Texte by Hog_818
« Pourquoi ? », c'est la question que je me suis le plus posé. « Pourquoi es-tu parti ? », « Pourquoi ai-dû grandir sans toi ? », « Pourquoi n'étais-tu pas, n'es-tu pas à mes côtés quand j'ai besoin de toi, quand j'ai envie de te voir, quand j'ai envie de te prendre dans mes bras ? » Mais mes bras se referment sur le vide que tu as laissé dans nos vies et les larmes emplissent mes yeux. Que c'est étrange de pleurer un inconnu, quelqu'un qui n'a jamais réellement fait partie de ma vie et que je ne connais qu'à travers des photographies jaunies et des histoires pleines de nostalgie.
Tes proches m'ont souvent raconté tes histoires, ta vie dont j'aurais tant aimé faire partie. Ta fille me confie souvent que sa plus grande tristesse est d'oublier ta voix, qu'après être parti de sa vie, tu partes de ses souvenirs.

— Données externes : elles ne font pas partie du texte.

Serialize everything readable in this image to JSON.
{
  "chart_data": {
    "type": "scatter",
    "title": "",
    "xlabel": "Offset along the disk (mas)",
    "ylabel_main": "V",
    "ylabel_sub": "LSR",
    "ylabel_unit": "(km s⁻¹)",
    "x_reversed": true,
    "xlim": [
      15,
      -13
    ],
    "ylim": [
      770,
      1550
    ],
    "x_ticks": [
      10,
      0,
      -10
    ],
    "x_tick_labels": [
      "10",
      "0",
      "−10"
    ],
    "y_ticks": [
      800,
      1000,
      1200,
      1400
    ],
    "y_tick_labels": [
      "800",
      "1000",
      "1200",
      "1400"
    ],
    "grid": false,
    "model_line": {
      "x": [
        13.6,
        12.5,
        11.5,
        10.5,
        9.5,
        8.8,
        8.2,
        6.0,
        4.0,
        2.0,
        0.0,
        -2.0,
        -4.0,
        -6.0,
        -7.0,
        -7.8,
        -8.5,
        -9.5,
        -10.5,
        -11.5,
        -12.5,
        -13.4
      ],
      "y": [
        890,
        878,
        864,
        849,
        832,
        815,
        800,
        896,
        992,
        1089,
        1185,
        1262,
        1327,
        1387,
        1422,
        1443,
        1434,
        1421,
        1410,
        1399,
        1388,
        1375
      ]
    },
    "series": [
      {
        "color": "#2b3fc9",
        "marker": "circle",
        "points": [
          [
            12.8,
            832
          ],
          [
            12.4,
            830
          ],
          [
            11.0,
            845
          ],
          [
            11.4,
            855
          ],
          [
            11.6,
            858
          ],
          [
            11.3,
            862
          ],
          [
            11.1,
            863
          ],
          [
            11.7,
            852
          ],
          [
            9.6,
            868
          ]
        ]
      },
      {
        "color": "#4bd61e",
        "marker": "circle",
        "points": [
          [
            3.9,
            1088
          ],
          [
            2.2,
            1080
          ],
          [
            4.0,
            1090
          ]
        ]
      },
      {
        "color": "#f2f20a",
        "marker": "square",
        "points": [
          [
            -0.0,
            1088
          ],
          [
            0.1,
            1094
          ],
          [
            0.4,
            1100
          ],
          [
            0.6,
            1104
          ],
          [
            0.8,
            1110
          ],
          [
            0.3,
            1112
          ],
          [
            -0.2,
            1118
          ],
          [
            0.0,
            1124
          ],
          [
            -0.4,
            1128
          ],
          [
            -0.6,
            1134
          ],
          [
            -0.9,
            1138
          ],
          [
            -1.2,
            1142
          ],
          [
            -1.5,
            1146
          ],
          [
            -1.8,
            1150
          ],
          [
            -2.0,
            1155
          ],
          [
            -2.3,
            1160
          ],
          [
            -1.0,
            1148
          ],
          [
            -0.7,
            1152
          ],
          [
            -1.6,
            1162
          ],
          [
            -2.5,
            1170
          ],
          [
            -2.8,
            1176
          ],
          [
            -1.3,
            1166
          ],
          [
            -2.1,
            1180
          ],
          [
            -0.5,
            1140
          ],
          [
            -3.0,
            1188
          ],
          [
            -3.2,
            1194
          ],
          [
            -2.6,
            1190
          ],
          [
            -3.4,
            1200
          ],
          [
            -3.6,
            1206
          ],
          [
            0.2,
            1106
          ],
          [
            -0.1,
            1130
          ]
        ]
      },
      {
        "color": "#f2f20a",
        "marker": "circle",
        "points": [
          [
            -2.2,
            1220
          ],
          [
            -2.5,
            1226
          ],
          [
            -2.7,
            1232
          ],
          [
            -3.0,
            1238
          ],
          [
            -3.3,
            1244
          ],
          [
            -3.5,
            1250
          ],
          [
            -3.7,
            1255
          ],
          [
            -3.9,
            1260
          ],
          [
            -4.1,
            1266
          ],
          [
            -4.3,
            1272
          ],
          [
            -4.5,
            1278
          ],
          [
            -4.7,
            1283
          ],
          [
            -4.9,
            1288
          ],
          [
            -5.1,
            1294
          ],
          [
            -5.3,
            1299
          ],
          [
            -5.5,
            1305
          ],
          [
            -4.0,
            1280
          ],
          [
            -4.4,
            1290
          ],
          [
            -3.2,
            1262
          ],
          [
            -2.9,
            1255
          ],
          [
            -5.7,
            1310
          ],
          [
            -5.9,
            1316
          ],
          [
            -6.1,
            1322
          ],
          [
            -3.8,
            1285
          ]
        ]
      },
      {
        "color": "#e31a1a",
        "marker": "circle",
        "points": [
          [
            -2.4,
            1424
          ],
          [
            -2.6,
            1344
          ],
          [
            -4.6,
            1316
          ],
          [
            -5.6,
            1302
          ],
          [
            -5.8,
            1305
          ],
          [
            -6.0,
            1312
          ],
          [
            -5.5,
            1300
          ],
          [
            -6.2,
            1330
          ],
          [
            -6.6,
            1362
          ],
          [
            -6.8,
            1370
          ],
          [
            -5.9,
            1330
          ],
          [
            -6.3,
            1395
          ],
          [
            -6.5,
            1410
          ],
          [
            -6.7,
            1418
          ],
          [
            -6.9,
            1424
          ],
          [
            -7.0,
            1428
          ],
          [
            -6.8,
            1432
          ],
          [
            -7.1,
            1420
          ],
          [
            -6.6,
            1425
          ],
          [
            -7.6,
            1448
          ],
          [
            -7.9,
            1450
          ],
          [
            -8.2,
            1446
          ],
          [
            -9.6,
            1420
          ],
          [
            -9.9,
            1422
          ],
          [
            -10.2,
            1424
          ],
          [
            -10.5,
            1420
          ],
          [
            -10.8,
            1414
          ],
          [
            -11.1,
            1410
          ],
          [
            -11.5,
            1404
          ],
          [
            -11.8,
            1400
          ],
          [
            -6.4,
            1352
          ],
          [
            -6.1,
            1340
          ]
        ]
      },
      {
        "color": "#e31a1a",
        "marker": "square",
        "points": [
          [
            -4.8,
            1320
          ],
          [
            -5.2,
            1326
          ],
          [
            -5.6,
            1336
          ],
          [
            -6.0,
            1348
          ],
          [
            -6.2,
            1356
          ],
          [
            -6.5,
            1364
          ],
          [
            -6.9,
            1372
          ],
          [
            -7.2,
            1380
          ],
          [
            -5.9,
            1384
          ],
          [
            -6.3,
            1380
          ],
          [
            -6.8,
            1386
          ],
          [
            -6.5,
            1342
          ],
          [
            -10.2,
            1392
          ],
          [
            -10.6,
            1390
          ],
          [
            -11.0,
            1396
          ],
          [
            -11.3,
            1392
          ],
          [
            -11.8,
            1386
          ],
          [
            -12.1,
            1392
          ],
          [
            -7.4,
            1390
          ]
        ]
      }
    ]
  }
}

Ta voix, je l'imagine grave mais pleine de douceur, est-elle vraiment ainsi ?
Petite, on m'a expliqué que tu étais parti au ciel, que tu avais rejoins les étoiles et que tu illuminais le ciel nocturne pour que je n'ai plus peur de cette angoissante obscurité. Que tu étais avec tous ceux qui sont partis, tous ceux qui ont laissé ce trou béant dans nos poitrines.
Papy, comme c'est triste et douloureux de trouver étrange le fait de t'appeler ainsi. Ta femme m'a un jour expliqué que de où tu étais, tu me regardais et que tu étais fier de moi. Est-ce vrai ? Est-ce vrai que malgré toutes mes erreurs et toutes mes bêtises, tu es fier de moi ?
Dans tous les cas, sache que tu peux être fier de ta femme. Depuis près de cinquante ans, elle t'aime d'un amour qui est chaque jour plus fort. Et chaque jour, seule dans sa vieille maison où tu sembles encore présent, elle revit le jour de votre rencontre, de votre coup de foudre. Chaque jour elle revoit ton visage couvert de charbon où seuls deux magnifiques yeux bleus sont visibles. Elle est si forte, ta femme, qui a gardé cet amour inconditionnel même vingt-huit ans après ton départ.
Tu sais, je pense chaque jour à toi. Il y a toujours un geste, un objet, une pensée qui me renvoie à mes souvenirs artificiels. Et chaque nuit, avant de m'endormir je te regarde, posé sur ma table de chevet, seule proximité que je peux avoir avec toi. Et quand j'ai envie de t'embrasser, mes lèvres ne rencontrent qu'un papier glacé tandis que mes bras ne serrent qu'un oreiller, seul réconfort que je puisse avoir dans cette semi-obscurité, alors que tes yeux bienveillants me fixent avec la froideur d'une image figée dans le temps.
Papy, es-tu fier de moi ? M'aimes-tu comme je t'aime ? Tiens-tu la promesse que tu as faites de toujours veiller sur nous ?
Papys, sais-tu que je m'imagine souvent comment aurait été ma vie avec toi à nos côtés ? Tu m'aurais emmenée avec toi à la chasse, nous serions allés aider les voisins à la ferme, nous serions allés à la plage où tu aurais pesté contre le futur prenant le pas sur le passé. Puis tu m'aurais raconté des histoires, les tiennes, tes souvenirs de la guerre, de la Libération, de ton enfance brisée comme celle de millions d'autres. Nous aurions célébré Pâques, Noël, nos anniversaires ensembles...
Mais tout ceci n'est qu'une illusion. Je ne t'ai jamais accompagné la chasse, je suis allée à la ferme et à la plage sans toi, je ne peux pas entendre tes râlements ni tes histoires, Pâques et Noël se font sans toi et mon anniversaire sans le tien et la seule fête que nous passons ensemble est la Toussaint.
Souvent, des anecdotes me font sourire et penser à toi. Quand je regarde des feux d'artifices, ta blague me revient en mémoire ; quand je fais des crêpes je veux les faire les plus fines possibles car je sais que c'est comme ça que tu les préférais ; quand je regarde le nombre de montres à gousset que nous avons, je repense à ta passion. Mais à ces douces pensées se mêlent souvent ces pincements au cœur, quand je pense à l'injustice, aux « ça n'arrive qu'aux autres », quand je pense à ta première famille qui n'a jamais été là pour toi.
Papy, si tu me regardes d'en haut, saches que je t'aime d'en bas.